Transcription of audio file:
My first thought moving into the contraceptive exhibit at your museum is a mixture of pride and pleasure, and disappointment. Pride, of course, for having been involved in an invention which affected hundreds of millions of women - right now there are roughly a hundred million taking it all over the world. Eighty per cent of all women in the United States have at one time or another taken oral contraceptive, and I suspect it will be something like that, maybe not quite as high, here in the UK, and in many other countries.
So that's the pride part - if I could do it over again there would be few things I would fundamentally change. I think most of the changes, not all, but most of the changes associated with the pill have been very beneficial ones.
The regret, however, is not the one you might expect, which would be that it has side effects. I'm a realist; everything has side effects. You'll never have any contraceptive or for that matter any drug that is devoid of side effects.
It's the fact that there's been nothing fundamentally new in the area of contraception since that time. There have been minor and in part significant improvements - significant in terms of lowering the dosage. Even though there are hundreds and hundreds of different pills all over the world, they really only contain one of six or seven active ingredients. They're only variations on the same theme. And every one of these active ingredients is a very minor modification of that first compound, norethindrone, that we synthesised in 1951.

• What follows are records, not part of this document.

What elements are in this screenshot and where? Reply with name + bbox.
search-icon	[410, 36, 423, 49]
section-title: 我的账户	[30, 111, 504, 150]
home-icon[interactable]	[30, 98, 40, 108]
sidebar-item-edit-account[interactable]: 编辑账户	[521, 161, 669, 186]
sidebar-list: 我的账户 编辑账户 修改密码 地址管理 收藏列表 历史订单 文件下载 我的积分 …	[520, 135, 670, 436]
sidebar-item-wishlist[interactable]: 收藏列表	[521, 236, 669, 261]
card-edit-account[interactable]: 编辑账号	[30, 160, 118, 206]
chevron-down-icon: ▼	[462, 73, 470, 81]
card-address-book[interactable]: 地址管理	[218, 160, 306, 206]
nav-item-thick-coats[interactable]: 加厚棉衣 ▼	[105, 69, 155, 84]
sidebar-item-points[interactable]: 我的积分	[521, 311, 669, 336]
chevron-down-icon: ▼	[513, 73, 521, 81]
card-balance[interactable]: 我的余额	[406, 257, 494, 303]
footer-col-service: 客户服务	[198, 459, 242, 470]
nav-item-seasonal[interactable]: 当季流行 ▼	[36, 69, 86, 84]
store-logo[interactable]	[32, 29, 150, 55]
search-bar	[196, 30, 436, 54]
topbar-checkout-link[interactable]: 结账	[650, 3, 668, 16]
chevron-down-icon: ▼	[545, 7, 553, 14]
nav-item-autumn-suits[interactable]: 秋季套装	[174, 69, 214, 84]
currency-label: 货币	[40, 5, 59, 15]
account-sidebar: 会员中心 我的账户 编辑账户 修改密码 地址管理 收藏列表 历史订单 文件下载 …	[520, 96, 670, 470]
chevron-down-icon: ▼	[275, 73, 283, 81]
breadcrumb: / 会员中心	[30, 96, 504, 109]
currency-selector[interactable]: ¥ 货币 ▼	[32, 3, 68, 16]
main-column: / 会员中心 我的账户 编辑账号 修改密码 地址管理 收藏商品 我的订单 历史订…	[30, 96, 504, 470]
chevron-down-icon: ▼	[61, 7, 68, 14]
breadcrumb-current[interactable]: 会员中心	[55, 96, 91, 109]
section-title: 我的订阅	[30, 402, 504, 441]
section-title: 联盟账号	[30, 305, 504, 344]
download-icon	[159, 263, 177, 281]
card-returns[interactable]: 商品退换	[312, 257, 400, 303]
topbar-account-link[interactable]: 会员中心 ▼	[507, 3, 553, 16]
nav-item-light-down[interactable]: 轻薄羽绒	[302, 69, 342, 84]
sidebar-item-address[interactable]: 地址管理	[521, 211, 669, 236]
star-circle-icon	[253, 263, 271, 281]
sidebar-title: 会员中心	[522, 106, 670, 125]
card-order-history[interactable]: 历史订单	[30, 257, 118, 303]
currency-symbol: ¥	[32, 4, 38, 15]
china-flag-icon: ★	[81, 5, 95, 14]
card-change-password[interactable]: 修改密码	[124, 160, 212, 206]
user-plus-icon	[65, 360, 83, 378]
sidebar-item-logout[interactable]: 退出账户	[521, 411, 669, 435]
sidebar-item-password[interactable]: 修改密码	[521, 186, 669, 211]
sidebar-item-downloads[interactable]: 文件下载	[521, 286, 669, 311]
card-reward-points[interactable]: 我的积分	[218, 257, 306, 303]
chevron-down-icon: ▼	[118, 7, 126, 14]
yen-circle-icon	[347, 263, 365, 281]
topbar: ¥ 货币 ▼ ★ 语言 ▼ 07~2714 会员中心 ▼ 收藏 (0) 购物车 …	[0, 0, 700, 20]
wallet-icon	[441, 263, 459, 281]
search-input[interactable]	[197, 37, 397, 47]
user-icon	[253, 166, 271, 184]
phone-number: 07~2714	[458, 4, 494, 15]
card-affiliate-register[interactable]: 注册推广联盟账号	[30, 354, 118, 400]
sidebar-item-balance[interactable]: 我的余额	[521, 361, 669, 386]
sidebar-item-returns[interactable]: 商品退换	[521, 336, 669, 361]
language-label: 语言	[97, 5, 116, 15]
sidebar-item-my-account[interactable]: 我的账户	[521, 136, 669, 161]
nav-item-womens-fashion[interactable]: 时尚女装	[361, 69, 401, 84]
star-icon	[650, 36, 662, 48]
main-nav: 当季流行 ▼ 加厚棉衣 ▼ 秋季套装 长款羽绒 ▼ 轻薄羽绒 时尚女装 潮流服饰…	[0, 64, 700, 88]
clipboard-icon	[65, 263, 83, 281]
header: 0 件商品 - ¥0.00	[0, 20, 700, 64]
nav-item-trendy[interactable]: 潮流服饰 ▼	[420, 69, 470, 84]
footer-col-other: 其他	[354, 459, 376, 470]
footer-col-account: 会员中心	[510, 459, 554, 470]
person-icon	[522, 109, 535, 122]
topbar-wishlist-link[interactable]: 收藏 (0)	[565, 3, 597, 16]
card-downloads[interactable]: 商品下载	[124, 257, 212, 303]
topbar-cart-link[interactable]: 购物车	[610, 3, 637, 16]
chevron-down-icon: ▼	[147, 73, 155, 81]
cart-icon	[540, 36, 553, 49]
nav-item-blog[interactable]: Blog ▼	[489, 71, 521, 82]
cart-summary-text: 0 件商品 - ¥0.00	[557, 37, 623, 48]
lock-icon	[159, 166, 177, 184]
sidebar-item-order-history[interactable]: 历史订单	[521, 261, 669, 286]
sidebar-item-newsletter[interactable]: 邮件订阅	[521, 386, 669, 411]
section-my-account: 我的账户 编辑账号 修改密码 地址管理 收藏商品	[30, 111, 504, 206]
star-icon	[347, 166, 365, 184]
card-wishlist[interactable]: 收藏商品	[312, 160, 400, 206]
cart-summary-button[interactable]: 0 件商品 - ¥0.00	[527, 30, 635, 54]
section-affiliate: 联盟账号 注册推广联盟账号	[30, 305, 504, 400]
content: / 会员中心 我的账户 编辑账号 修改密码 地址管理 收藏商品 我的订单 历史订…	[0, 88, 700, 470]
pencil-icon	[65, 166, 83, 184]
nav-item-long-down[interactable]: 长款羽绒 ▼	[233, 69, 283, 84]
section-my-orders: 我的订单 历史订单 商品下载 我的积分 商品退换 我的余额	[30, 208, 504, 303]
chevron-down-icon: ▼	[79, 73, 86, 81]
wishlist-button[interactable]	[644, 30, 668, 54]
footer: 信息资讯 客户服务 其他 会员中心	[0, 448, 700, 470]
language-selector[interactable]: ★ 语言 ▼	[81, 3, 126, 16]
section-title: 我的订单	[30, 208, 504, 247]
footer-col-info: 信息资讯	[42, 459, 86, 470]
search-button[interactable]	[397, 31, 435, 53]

So I'm disappointed nothing new has happened. If you'd asked me in the 1960s I would have been a wild optimist, I would have said lots of things would happen, and the pill was only the beginning of a quantum jump. What we need is a contraceptive supermarket. The pill is only one important material available in that supermarket, but you want to have lots of different choices - choices for women and, perhaps even more importantly, for men, because you haven't got anything for men. You've still got the same thing: condoms, coitus interruptus or sterilisation.
I really think the social benefits of the pill are more or less the same now as they were then. Except that you had to overcome absurd social attitudes, and the people who overcame them were the women. Because I think no one, no pharmaceutical company and really none of the researchers, expected that the pill would be accepted so rapidly by so many women. It was really quite extraordinary: within a couple of years there were a couple of million women already in the United States alone who did that.
And that coincided with the time of the feminist movement, particularly in the States, where it certainly facilitated that. A liberated, independent woman - well, there are various definitions of it, but two clear-cut ones are that she should be in charge of her own fertility, and she should be either potentially or actually economically independent, which incidentally is another reason why so many women work now.
A hundred years ago in the States, six per cent of married women were working, now it's over sixty per cent. So that's a fundamental difference, and many of them have broken into really male-dominated disciplines where long training is indispensable and unexpected early pregnancy could be a professional and personal disaster. And that again was eliminated.
This did not mean at all that all the feminists were in favour of it, on the contrary. There was a minority, but a very vocal, politically astute and intellectually committed minority, that objected to the pill violently as another male intrusion into the woman's body. A more subtle one, a chemical intrusion, but nevertheless one that in some respects you might say is even more significant.
And these are the great problems in a situation which clearly is not a black-and-white one and never will be.